I once again come bearing gifts for you: this time it’s MAAttachedWindow, an NSWindow subclass that lets you visually attach borderless windows to other windows or just to specified points on the screen. It’s potentially useful for displaying contextual help, options related to a part of your UI, or just for drawing attention to things.

Take a look at the pic below to see what I mean (you can click it to see a larger version; you’re seeing the demo app included in the download).

I’ve made the class quite configurable, and hopefully you’ll find it useful. Drop me a line in the comments here or via email if you’re using it, or just to lavish some goddamn praise. It’s why I do this, after all (and you thought it was sheer altruism, hah).

There are a bunch of different constructors available, but in most cases you’ll specify a point (either in an existing window, or on screen) at which to attach the window, what side of the point the window should attach to (there are 12 options, plus an “automatic” setting which tries to position the attached window sensibly), and what view to show in the window. Take a look at the sample app to see more about how it works.

Download, as ever, from the Cocoa Source Code page. Please do read the documentation in the MAAttachedWindow.h file; it’ll help you get the most out of the class.
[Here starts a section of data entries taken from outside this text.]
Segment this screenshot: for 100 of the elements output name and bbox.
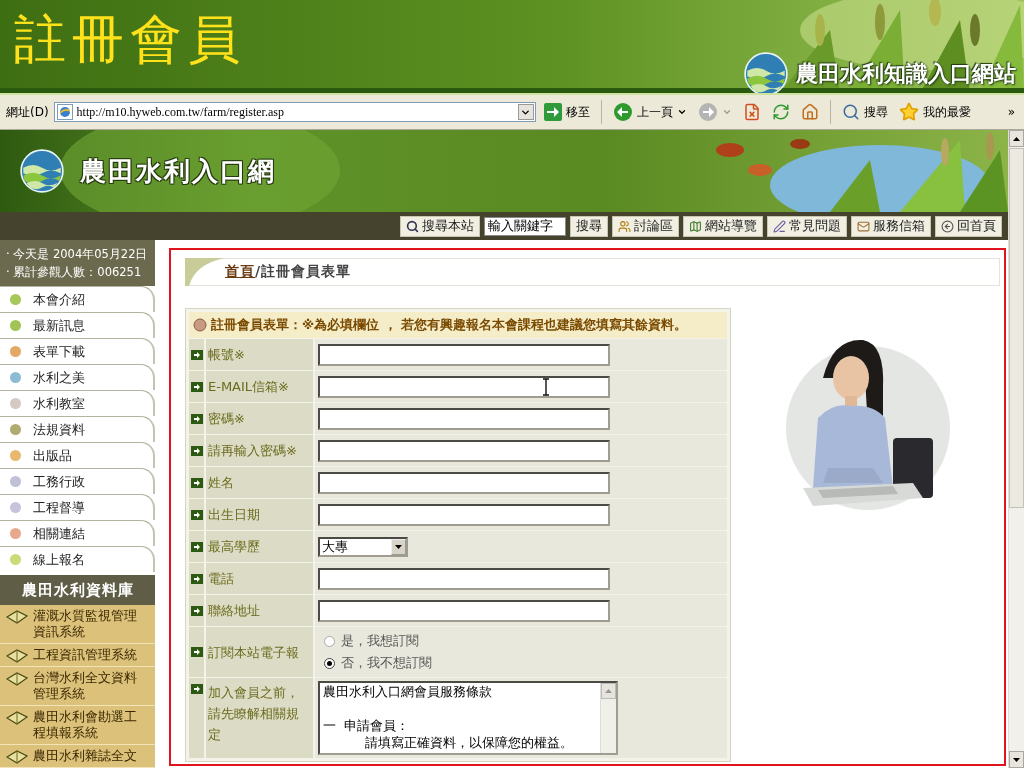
sidebar-item[interactable]: 工務行政 xyxy=(0,468,155,494)
breadcrumb-text: /註冊會員表單 xyxy=(255,263,352,281)
text-input[interactable] xyxy=(318,407,610,430)
map-icon xyxy=(689,219,702,233)
database-item[interactable]: 工程資訊管理系統 xyxy=(0,644,155,667)
sidebar-item[interactable]: 水利教室 xyxy=(0,390,155,416)
page-icon xyxy=(56,104,73,120)
bullet-icon xyxy=(193,318,207,332)
text-input[interactable] xyxy=(318,471,610,494)
textarea-field[interactable]: 農田水利入口網會員服務條款 一 申請會員： 請填寫正確資料，以保障您的權益。 xyxy=(318,681,618,755)
favorites-button[interactable]: 我的最愛 xyxy=(895,100,974,124)
arrow-icon xyxy=(190,647,203,657)
text-input[interactable] xyxy=(318,375,610,398)
field-label: 聯絡地址 xyxy=(208,602,261,620)
arrow-icon xyxy=(190,477,203,488)
field-label: 電話 xyxy=(208,570,235,588)
nav-link[interactable]: 回首頁 xyxy=(935,215,1002,237)
search-icon xyxy=(406,219,419,233)
arrow-icon xyxy=(190,413,203,424)
refresh-icon xyxy=(771,103,790,121)
scroll-down-icon xyxy=(1013,757,1020,762)
brand-name: 農田水利知識入口網站 xyxy=(796,60,1016,88)
field-label: 帳號※ xyxy=(208,346,246,364)
section-title: 農田水利資料庫 xyxy=(0,575,155,605)
keyword-field[interactable]: 輸入關鍵字 xyxy=(484,216,566,236)
stop-icon xyxy=(742,103,761,121)
back-button[interactable]: 上一頁 xyxy=(609,100,690,124)
arrow-icon xyxy=(190,509,203,520)
site-name: 農田水利入口網 xyxy=(80,154,276,188)
sidebar-item[interactable]: 線上報名 xyxy=(0,546,155,572)
arrow-icon xyxy=(190,445,203,456)
star-icon xyxy=(898,102,919,122)
address-label: 網址(D) xyxy=(6,103,49,121)
field-label: 加入會員之前，請先瞭解相關規定 xyxy=(208,684,300,744)
nav-link[interactable]: 服務信箱 xyxy=(851,215,931,237)
text-input[interactable] xyxy=(318,567,610,590)
scroll-up-icon xyxy=(605,689,612,693)
sidebar-item[interactable]: 出版品 xyxy=(0,442,155,468)
field-label: 密碼※ xyxy=(208,410,246,428)
radio-option[interactable]: 是，我想訂閱 xyxy=(318,630,727,652)
book-icon xyxy=(6,711,28,725)
text-input[interactable] xyxy=(318,439,610,462)
home-link[interactable]: 首頁 xyxy=(225,263,255,281)
text-input[interactable] xyxy=(318,343,610,366)
search-button[interactable]: 搜尋 xyxy=(838,101,891,123)
caret-icon xyxy=(395,544,402,549)
info-text: · 累計參觀人數：006251 xyxy=(6,264,143,280)
text-cursor-icon xyxy=(542,377,550,396)
nav-link[interactable]: 常見問題 xyxy=(767,215,847,237)
arrow-icon xyxy=(190,605,203,616)
info-text: · 今天是 2004年05月22日 xyxy=(6,246,149,262)
slide-title: 註冊會員 xyxy=(14,10,246,70)
select-field[interactable]: 大專 xyxy=(318,536,408,557)
sidebar-item[interactable]: 法規資料 xyxy=(0,416,155,442)
sidebar-item[interactable]: 本會介紹 xyxy=(0,286,155,312)
arrow-icon xyxy=(190,349,203,360)
scroll-up-icon xyxy=(1013,136,1020,141)
arrow-icon xyxy=(190,541,203,552)
people-icon xyxy=(618,219,631,233)
field-label: E-MAIL信箱※ xyxy=(208,378,290,396)
form-header-text: 註冊會員表單：※為必填欄位 ， 若您有興趣報名本會課程也建議您填寫其餘資料。 xyxy=(211,316,687,334)
book-icon xyxy=(6,750,28,764)
sidebar-item[interactable]: 相關連結 xyxy=(0,520,155,546)
nav-link[interactable]: 網站導覽 xyxy=(683,215,763,237)
logo-icon xyxy=(20,149,64,193)
database-item[interactable]: 農田水利雜誌全文 xyxy=(0,745,155,768)
arrow-icon xyxy=(190,573,203,584)
field-label: 訂閱本站電子報 xyxy=(208,643,300,662)
search-site-button[interactable]: 搜尋本站 xyxy=(400,215,480,237)
radio-option[interactable]: 否，我不想訂閱 xyxy=(318,652,727,674)
mail-icon xyxy=(857,219,870,233)
caret-icon xyxy=(676,107,687,117)
search-button[interactable]: 搜尋 xyxy=(570,215,608,237)
more-button[interactable]: » xyxy=(1004,103,1018,121)
text-input[interactable] xyxy=(318,599,610,622)
sidebar-item[interactable]: 工程督導 xyxy=(0,494,155,520)
book-icon xyxy=(6,672,28,686)
field-label: 請再輸入密碼※ xyxy=(208,442,298,460)
arrow-icon xyxy=(190,684,203,694)
scrollbar[interactable] xyxy=(1008,130,1024,768)
pencil-icon xyxy=(773,219,786,233)
corner-ornament xyxy=(185,258,225,286)
search-icon xyxy=(841,103,860,121)
sidebar-item[interactable]: 水利之美 xyxy=(0,364,155,390)
database-item[interactable]: 農田水利會勘選工程填報系統 xyxy=(0,706,155,745)
book-icon xyxy=(6,610,28,624)
field-label: 姓名 xyxy=(208,474,235,492)
sidebar-item[interactable]: 最新訊息 xyxy=(0,312,155,338)
caret-icon xyxy=(721,107,732,117)
text-input[interactable] xyxy=(318,503,610,526)
field-label: 出生日期 xyxy=(208,506,261,524)
field-label: 最高學歷 xyxy=(208,538,261,556)
book-icon xyxy=(6,649,28,663)
go-button[interactable]: 移至 xyxy=(540,101,593,123)
arrow-icon xyxy=(190,381,203,392)
nav-link[interactable]: 討論區 xyxy=(612,215,679,237)
database-item[interactable]: 灌溉水質監視管理資訊系統 xyxy=(0,605,155,644)
sidebar-item[interactable]: 表單下載 xyxy=(0,338,155,364)
address-field[interactable]: http://m10.hyweb.com.tw/farm/register.asp xyxy=(53,102,536,122)
database-item[interactable]: 台灣水利全文資料管理系統 xyxy=(0,667,155,706)
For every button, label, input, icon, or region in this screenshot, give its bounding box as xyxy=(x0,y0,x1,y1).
Update: The source has been updated today (5pm GMT on Fri 5th Oct 2007), to fix a possible recursion bug due to the attached window registering for frame-change notifications on itself. We now prevent a potential infinite loop. We also now accept key (but not main) status by default, and have an implementation of -validateMenuItem: which passes off to either the window we’re attached to, or to super.


7 Comments

MAAttachedWindow
3 October 2007 @ 2pm

[...] The ever prolific Matt Gemmell has released another great bit of Cocoa code, MAAttachedWindow. It lets you attach borderless windows to other windows or any part of the screen. [...]


Pieter Omvlee
3 October 2007 @ 3pm

This looks very cool. Haven’t tried it yet, but I think you did an excellent job.
Very impressed :-)


Brandon Walkin
3 October 2007 @ 3pm

This looks great for inline help. Thanks!


Shamyl Zakariya
3 October 2007 @ 5pm

Wow! What’s funny is I made almost exactly this a few months back — a message bubble to help a user input data by forwarding error messages from formatters…

But given what else I’ve seen here, I pretty much assume yours is better :P


Jenix
4 October 2007 @ 2am

Cool!!! :)


Petey Dennings
4 October 2007 @ 6am

As someone just learning Cocoa, this is very nice! Thanks!
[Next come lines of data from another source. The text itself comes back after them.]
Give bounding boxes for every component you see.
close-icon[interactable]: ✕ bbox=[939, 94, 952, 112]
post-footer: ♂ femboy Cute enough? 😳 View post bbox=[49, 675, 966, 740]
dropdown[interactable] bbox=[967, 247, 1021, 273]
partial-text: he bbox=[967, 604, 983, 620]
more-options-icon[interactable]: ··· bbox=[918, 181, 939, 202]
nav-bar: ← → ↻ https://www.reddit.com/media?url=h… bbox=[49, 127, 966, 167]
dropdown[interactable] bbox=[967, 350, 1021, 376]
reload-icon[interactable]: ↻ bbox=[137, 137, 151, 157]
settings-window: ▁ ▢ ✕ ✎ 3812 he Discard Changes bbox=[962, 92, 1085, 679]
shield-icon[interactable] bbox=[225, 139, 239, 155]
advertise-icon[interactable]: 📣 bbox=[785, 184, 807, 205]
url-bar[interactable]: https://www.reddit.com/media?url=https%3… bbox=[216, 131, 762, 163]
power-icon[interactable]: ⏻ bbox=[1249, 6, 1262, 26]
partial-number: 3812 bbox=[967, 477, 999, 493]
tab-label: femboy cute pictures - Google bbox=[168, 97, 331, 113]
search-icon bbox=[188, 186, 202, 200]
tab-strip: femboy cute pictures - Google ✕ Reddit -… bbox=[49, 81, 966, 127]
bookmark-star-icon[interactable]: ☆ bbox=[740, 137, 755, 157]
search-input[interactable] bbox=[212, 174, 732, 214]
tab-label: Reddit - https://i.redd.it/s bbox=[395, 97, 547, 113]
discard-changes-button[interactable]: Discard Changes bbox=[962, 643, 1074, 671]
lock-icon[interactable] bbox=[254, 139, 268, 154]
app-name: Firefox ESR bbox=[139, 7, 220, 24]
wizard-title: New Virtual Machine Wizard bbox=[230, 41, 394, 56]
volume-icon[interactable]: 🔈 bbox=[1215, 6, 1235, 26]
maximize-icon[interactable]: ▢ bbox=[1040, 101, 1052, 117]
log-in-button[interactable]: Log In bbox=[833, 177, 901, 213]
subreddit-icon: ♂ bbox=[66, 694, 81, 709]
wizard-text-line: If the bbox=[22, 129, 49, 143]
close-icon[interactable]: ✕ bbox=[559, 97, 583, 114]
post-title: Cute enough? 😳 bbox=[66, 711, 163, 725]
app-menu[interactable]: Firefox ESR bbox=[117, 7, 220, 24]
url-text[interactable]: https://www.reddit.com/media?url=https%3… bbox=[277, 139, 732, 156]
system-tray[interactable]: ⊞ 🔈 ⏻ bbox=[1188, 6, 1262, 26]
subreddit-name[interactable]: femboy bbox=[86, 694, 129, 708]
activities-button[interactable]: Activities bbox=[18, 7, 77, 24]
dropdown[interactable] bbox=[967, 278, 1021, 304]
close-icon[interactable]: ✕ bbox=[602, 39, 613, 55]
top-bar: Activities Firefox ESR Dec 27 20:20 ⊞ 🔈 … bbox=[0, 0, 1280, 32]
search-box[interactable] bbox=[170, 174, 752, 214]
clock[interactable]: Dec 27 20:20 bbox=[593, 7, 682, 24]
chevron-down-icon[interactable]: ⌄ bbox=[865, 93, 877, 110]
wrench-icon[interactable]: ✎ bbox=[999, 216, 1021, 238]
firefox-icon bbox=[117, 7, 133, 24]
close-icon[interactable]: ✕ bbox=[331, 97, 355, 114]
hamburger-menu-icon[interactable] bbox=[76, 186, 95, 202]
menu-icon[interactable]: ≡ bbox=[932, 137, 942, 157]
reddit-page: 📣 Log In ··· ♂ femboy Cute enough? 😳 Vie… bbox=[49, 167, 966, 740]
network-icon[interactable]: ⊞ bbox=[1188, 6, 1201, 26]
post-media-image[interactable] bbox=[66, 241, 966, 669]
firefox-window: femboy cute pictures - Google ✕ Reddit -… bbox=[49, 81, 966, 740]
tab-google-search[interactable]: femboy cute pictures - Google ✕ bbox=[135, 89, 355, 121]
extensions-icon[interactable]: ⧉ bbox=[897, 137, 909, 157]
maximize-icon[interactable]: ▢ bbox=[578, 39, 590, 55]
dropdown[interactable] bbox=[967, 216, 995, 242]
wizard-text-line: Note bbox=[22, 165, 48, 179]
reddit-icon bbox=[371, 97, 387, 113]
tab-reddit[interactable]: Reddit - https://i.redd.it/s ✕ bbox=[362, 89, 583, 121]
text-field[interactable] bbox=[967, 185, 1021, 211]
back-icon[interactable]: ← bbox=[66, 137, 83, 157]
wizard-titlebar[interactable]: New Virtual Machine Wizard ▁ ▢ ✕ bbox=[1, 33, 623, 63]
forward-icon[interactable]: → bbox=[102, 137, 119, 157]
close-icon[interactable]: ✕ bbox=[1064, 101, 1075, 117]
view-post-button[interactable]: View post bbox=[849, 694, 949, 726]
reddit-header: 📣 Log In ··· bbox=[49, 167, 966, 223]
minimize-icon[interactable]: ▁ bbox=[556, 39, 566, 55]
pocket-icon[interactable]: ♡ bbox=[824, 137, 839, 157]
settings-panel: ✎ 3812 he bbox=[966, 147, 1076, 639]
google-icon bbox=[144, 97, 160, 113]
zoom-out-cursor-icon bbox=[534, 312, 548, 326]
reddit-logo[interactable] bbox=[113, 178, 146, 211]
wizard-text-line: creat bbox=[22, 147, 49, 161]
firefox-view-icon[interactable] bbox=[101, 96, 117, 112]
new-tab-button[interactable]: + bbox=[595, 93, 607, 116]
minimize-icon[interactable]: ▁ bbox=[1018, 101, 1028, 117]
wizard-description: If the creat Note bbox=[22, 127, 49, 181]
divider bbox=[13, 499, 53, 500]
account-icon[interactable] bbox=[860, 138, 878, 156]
A question: I noticed that you are declaring several class variables as floats (e.g. hasArrow, drawsRoundCornerBesideArrow), yet they are being set to BOOL values (YES, NO).

Is this some Cocoaism, or just a slip?


Matt Legend Gemmell
4 October 2007 @ 8am

Hi Peter, glad you asked about that. It’s actually a fairly advanced technique known as… copy-pasting a variable declaration several times then forgetting to change some of the types. ;) Fixed in the source now. Cheers for catching that one!